SWANTON - The Swanton Local School District could save an average of more than $384,000 per year through the 2007-08 school year if recommendations made by the state auditor's office are implemented, according to a report issued yesterday.
Recommendations, which included limiting salary increases and reducing health benefits for school employees, were made as part of a performance audit initiated after the Ohio Department of Education placed the district in fiscal caution last fall. That was done after the district predicted a general fund deficit of more than $1.2 million for fiscal year 2002-03 and about $2.3 million for fiscal year 2003-04.
Swanton school officials have already taken a number of steps to address financial concerns, said Joe Case, a spokesman for state Auditor Betty Montgomery. Some of those steps, including reducing the projected deficit, were outlined in the state auditor's report.

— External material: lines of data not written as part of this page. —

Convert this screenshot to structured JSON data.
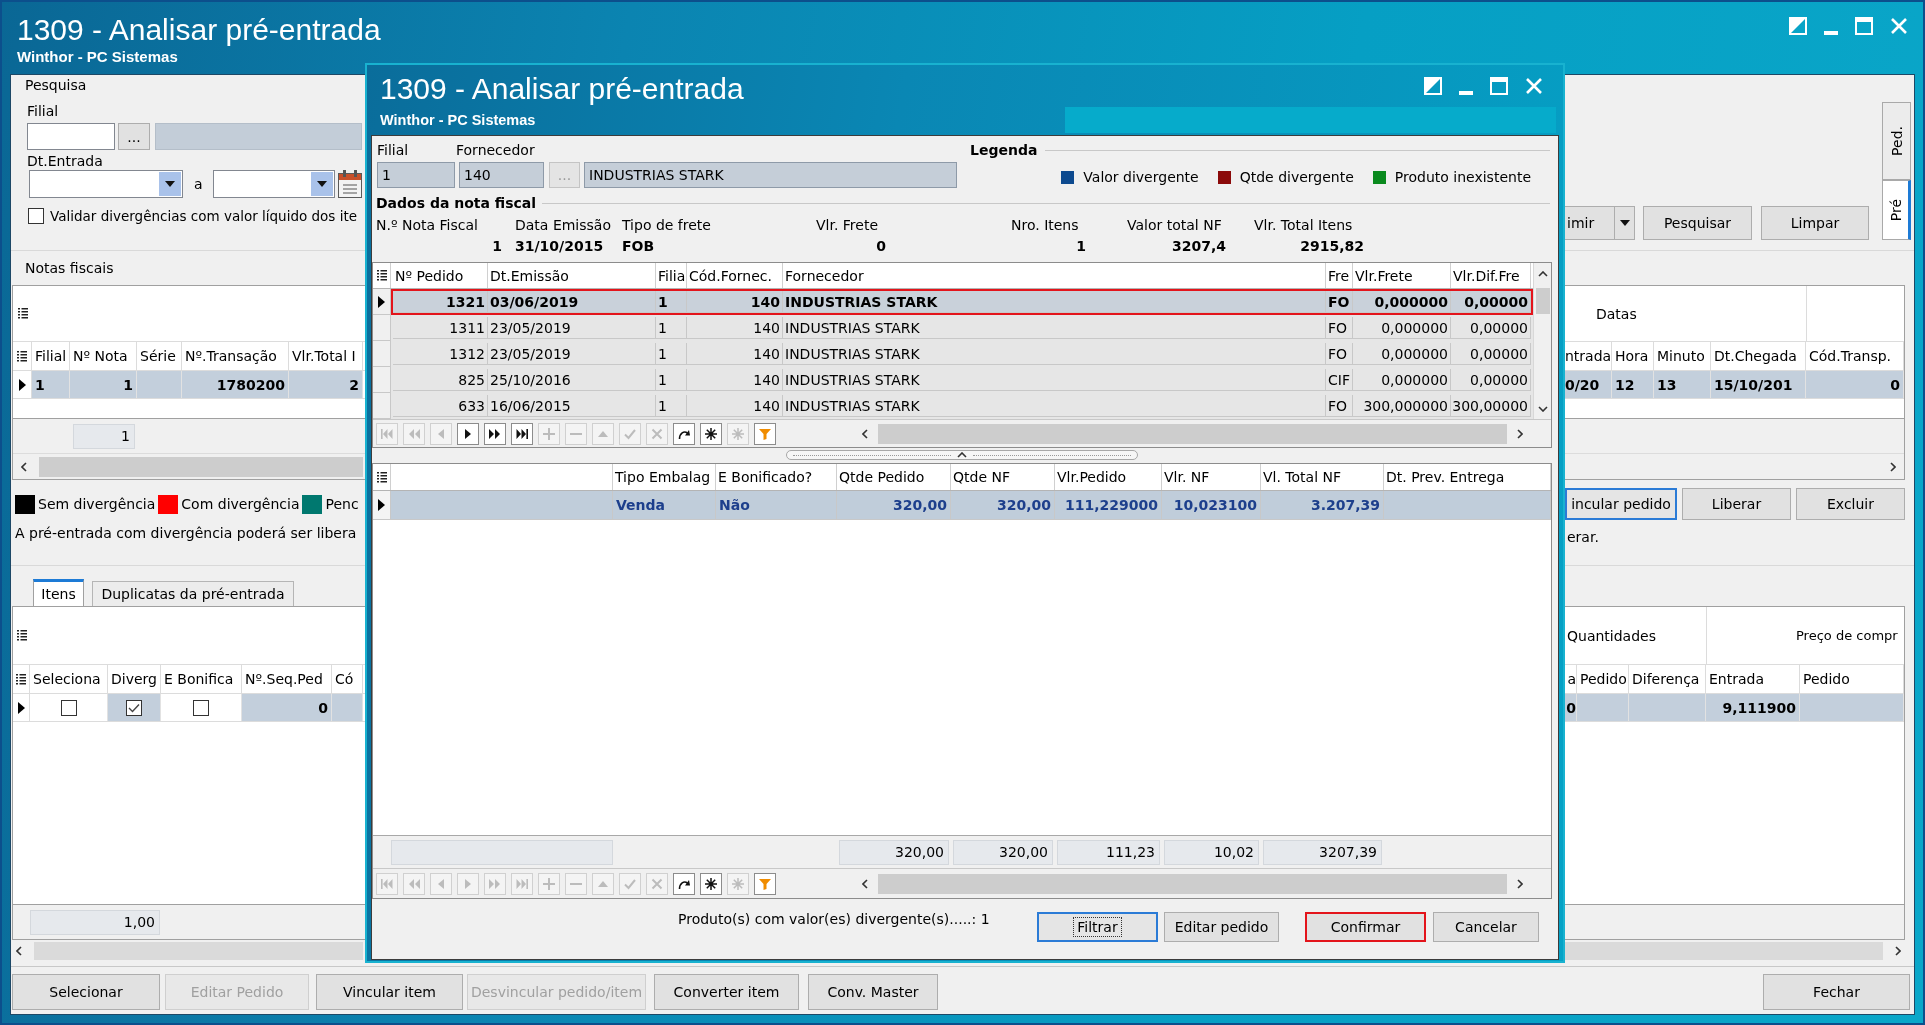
{
  "window": {
    "title": "1309 - Analisar pré-entrada",
    "subtitle": "Winthor - PC Sistemas"
  },
  "search": {
    "title": "Pesquisa",
    "filial_label": "Filial",
    "filial_button": "...",
    "date_label": "Dt.Entrada",
    "date_separator": "a",
    "validate": {
      "label": "Validar divergências com valor líquido dos ite",
      "checked": false
    },
    "buttons": [
      {
        "label": "imir",
        "kind": "split"
      },
      {
        "label": "Pesquisar",
        "kind": "plain"
      },
      {
        "label": "Limpar",
        "kind": "plain"
      }
    ]
  },
  "side_tabs": [
    {
      "label": "Ped.",
      "selected": false
    },
    {
      "label": "Pré",
      "selected": true
    }
  ],
  "notas": {
    "title": "Notas fiscais",
    "band": "Datas",
    "columns_left": [
      "Filial",
      "Nº Nota",
      "Série",
      "Nº.Transação",
      "Vlr.Total I"
    ],
    "columns_right": [
      "ntrada",
      "Hora",
      "Minuto",
      "Dt.Chegada",
      "Cód.Transp."
    ],
    "rows": [
      {
        "selected": true,
        "left": {
          "c0": "1",
          "c1": "1",
          "c3": "1780200",
          "c4": "2"
        },
        "right": {
          "c0": "0/20",
          "c1": "12",
          "c2": "13",
          "c3": "15/10/201",
          "c4": "0"
        }
      }
    ],
    "footer": "1"
  },
  "legend": [
    {
      "label": "Sem divergência",
      "color": "#000000"
    },
    {
      "label": "Com divergência",
      "color": "#ff0000"
    },
    {
      "label": "Penc",
      "color": "#00786f"
    }
  ],
  "message": {
    "left": "A pré-entrada com divergência poderá ser libera",
    "right": "erar."
  },
  "row_buttons": [
    {
      "label": "incular pedido",
      "focused": true
    },
    {
      "label": "Liberar",
      "focused": false
    },
    {
      "label": "Excluir",
      "focused": false
    }
  ],
  "tabs": [
    {
      "label": "Itens",
      "selected": true
    },
    {
      "label": "Duplicatas da pré-entrada",
      "selected": false
    }
  ],
  "items": {
    "bands": [
      "Quantidades",
      "Preço de compr"
    ],
    "columns_left": [
      "Seleciona",
      "Diverg",
      "E Bonifica",
      "Nº.Seq.Ped",
      "Có"
    ],
    "columns_right": [
      "a",
      "Pedido",
      "Diferença",
      "Entrada",
      "Pedido"
    ],
    "rows": [
      {
        "selected": true,
        "left": [
          {
            "kind": "check",
            "checked": false
          },
          {
            "kind": "check",
            "checked": true
          },
          {
            "kind": "check",
            "checked": false
          },
          {
            "kind": "text",
            "text": "0"
          }
        ],
        "right": {
          "c0": "0",
          "c3": "9,111900"
        }
      }
    ],
    "footer": "1,00"
  },
  "bottom_buttons": [
    {
      "label": "Selecionar",
      "disabled": false
    },
    {
      "label": "Editar Pedido",
      "disabled": true
    },
    {
      "label": "Vincular item",
      "disabled": false
    },
    {
      "label": "Desvincular pedido/item",
      "disabled": true
    },
    {
      "label": "Converter item",
      "disabled": false
    },
    {
      "label": "Conv. Master",
      "disabled": false
    }
  ],
  "close_button": "Fechar",
  "dialog": {
    "title": "1309 - Analisar pré-entrada",
    "subtitle": "Winthor - PC Sistemas",
    "filial": {
      "label": "Filial",
      "value": "1"
    },
    "fornecedor": {
      "label": "Fornecedor",
      "code": "140",
      "button": {
        "label": "...",
        "disabled": true
      },
      "name": "INDUSTRIAS STARK"
    },
    "legend": {
      "title": "Legenda",
      "items": [
        {
          "label": "Valor divergente",
          "color": "#0d4a8f"
        },
        {
          "label": "Qtde divergente",
          "color": "#8b0a0a"
        },
        {
          "label": "Produto inexistente",
          "color": "#0a8a1e"
        }
      ]
    },
    "nota": {
      "title": "Dados da nota fiscal",
      "fields": [
        {
          "label": "N.º Nota Fiscal",
          "value": "1"
        },
        {
          "label": "Data Emissão",
          "value": "31/10/2015"
        },
        {
          "label": "Tipo de frete",
          "value": "FOB"
        },
        {
          "label": "Vlr. Frete",
          "value": "0"
        },
        {
          "label": "Nro. Itens",
          "value": "1"
        },
        {
          "label": "Valor total NF",
          "value": "3207,4"
        },
        {
          "label": "Vlr. Total Itens",
          "value": "2915,82"
        }
      ]
    },
    "pedidos": {
      "columns": [
        "Nº Pedido",
        "Dt.Emissão",
        "Filia",
        "Cód.Fornec.",
        "Fornecedor",
        "Fre",
        "Vlr.Frete",
        "Vlr.Dif.Fre"
      ],
      "rows": [
        {
          "selected": true,
          "highlighted": true,
          "cells": [
            "1321",
            "03/06/2019",
            "1",
            "140",
            "INDUSTRIAS STARK",
            "FO",
            "0,000000",
            "0,00000"
          ]
        },
        {
          "selected": false,
          "highlighted": false,
          "cells": [
            "1311",
            "23/05/2019",
            "1",
            "140",
            "INDUSTRIAS STARK",
            "FO",
            "0,000000",
            "0,00000"
          ]
        },
        {
          "selected": false,
          "highlighted": false,
          "cells": [
            "1312",
            "23/05/2019",
            "1",
            "140",
            "INDUSTRIAS STARK",
            "FO",
            "0,000000",
            "0,00000"
          ]
        },
        {
          "selected": false,
          "highlighted": false,
          "cells": [
            "825",
            "25/10/2016",
            "1",
            "140",
            "INDUSTRIAS STARK",
            "CIF",
            "0,000000",
            "0,00000"
          ]
        },
        {
          "selected": false,
          "highlighted": false,
          "cells": [
            "633",
            "16/06/2015",
            "1",
            "140",
            "INDUSTRIAS STARK",
            "FO",
            "300,000000",
            "300,00000"
          ]
        }
      ],
      "navigator": [
        {
          "kind": "first",
          "disabled": true
        },
        {
          "kind": "rewind",
          "disabled": true
        },
        {
          "kind": "prior",
          "disabled": true
        },
        {
          "kind": "next",
          "disabled": false
        },
        {
          "kind": "forward",
          "disabled": false
        },
        {
          "kind": "last",
          "disabled": false
        },
        {
          "kind": "insert",
          "disabled": true
        },
        {
          "kind": "delete",
          "disabled": true
        },
        {
          "kind": "edit",
          "disabled": true
        },
        {
          "kind": "post",
          "disabled": true
        },
        {
          "kind": "cancel",
          "disabled": true
        },
        {
          "kind": "refresh",
          "disabled": false
        },
        {
          "kind": "mark",
          "disabled": false
        },
        {
          "kind": "unmark",
          "disabled": true
        },
        {
          "kind": "filter",
          "disabled": false
        }
      ]
    },
    "itens": {
      "columns": [
        "Tipo Embalag",
        "E Bonificado?",
        "Qtde Pedido",
        "Qtde NF",
        "Vlr.Pedido",
        "Vlr. NF",
        "Vl. Total NF",
        "Dt. Prev. Entrega"
      ],
      "rows": [
        {
          "selected": true,
          "color": "#1d3f8c",
          "cells": [
            "Venda",
            "Não",
            "320,00",
            "320,00",
            "111,229000",
            "10,023100",
            "3.207,39"
          ]
        }
      ],
      "totals": {
        "c2": "320,00",
        "c3": "320,00",
        "c4": "111,23",
        "c5": "10,02",
        "c6": "3207,39"
      },
      "navigator": [
        {
          "kind": "first",
          "disabled": true
        },
        {
          "kind": "rewind",
          "disabled": true
        },
        {
          "kind": "prior",
          "disabled": true
        },
        {
          "kind": "next",
          "disabled": true
        },
        {
          "kind": "forward",
          "disabled": true
        },
        {
          "kind": "last",
          "disabled": true
        },
        {
          "kind": "insert",
          "disabled": true
        },
        {
          "kind": "delete",
          "disabled": true
        },
        {
          "kind": "edit",
          "disabled": true
        },
        {
          "kind": "post",
          "disabled": true
        },
        {
          "kind": "cancel",
          "disabled": true
        },
        {
          "kind": "refresh",
          "disabled": false
        },
        {
          "kind": "mark",
          "disabled": false
        },
        {
          "kind": "unmark",
          "disabled": true
        },
        {
          "kind": "filter",
          "disabled": false
        }
      ]
    },
    "status": "Produto(s) com valor(es) divergente(s).....: 1",
    "buttons": [
      {
        "label": "Filtrar",
        "focused": true,
        "highlighted": false
      },
      {
        "label": "Editar pedido",
        "focused": false,
        "highlighted": false
      },
      {
        "label": "Confirmar",
        "focused": false,
        "highlighted": true
      },
      {
        "label": "Cancelar",
        "focused": false,
        "highlighted": false
      }
    ]
  }
}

To help offset the deficit, the Swanton school board earlier this year borrowed $1.1 million against anticipated revenue from an income tax issue approved by voters in March. To further reduce the deficit, school officials obtained a $212,000 state grant. Last year, bus transportation for high school students was cut, and more than 20 teaching posi-
tions were eliminated.
The performance audit assessed the district's financial systems, human resources, facilities, and transportation functions. Recommendations made following that review are realistic, and if implemented, can further improve the district's financial situation, Mr. Case said. He added that the hope is that school leaders and citizens in the community will review the report and that it spurs dialogue that will move the district forward.
Swanton Superintendent Kevin McQuade pointed out that most of the report's cost-saving recommendations involve items that are subject to negotiations, such as salaries and health insurance. School officials, he said, are in contract negotiations with the district's three labor unions. Economic issues are among those under negotiations, he said.
According to the state auditor's report, the district could save about $270,000 in fiscal year 2005-06 by limiting salary increases; reducing key health benefits; requiring 10 percent employee share of premiums, and reducing the hours of bus drivers. That figure would increase to $538,000 in savings in fiscal year 2007-08, according to the report. The report notes that those recommendations involve items that are subject to negotiation.
Several cost-saving recommendations outlined by the state auditor's office already have been implemented, Mr. McQuade said, such as reducing energy costs and eliminating the part-time printer position in the central copy room.
"The district has done a lot already to save dollars," the superintendent said. "The state is giving us other areas for possible future savings."
Bill Green, school board president, said school officials already have taken steps to address many of the items outlined in the report.
"We're pretty much in agreement with what the state auditor is saying," said Mr. Green, adding that school officials have reviewed the recommendations.
"We've done most of it already," he said, while other recommended items are being discussed as part of ongoing negotiations with union members.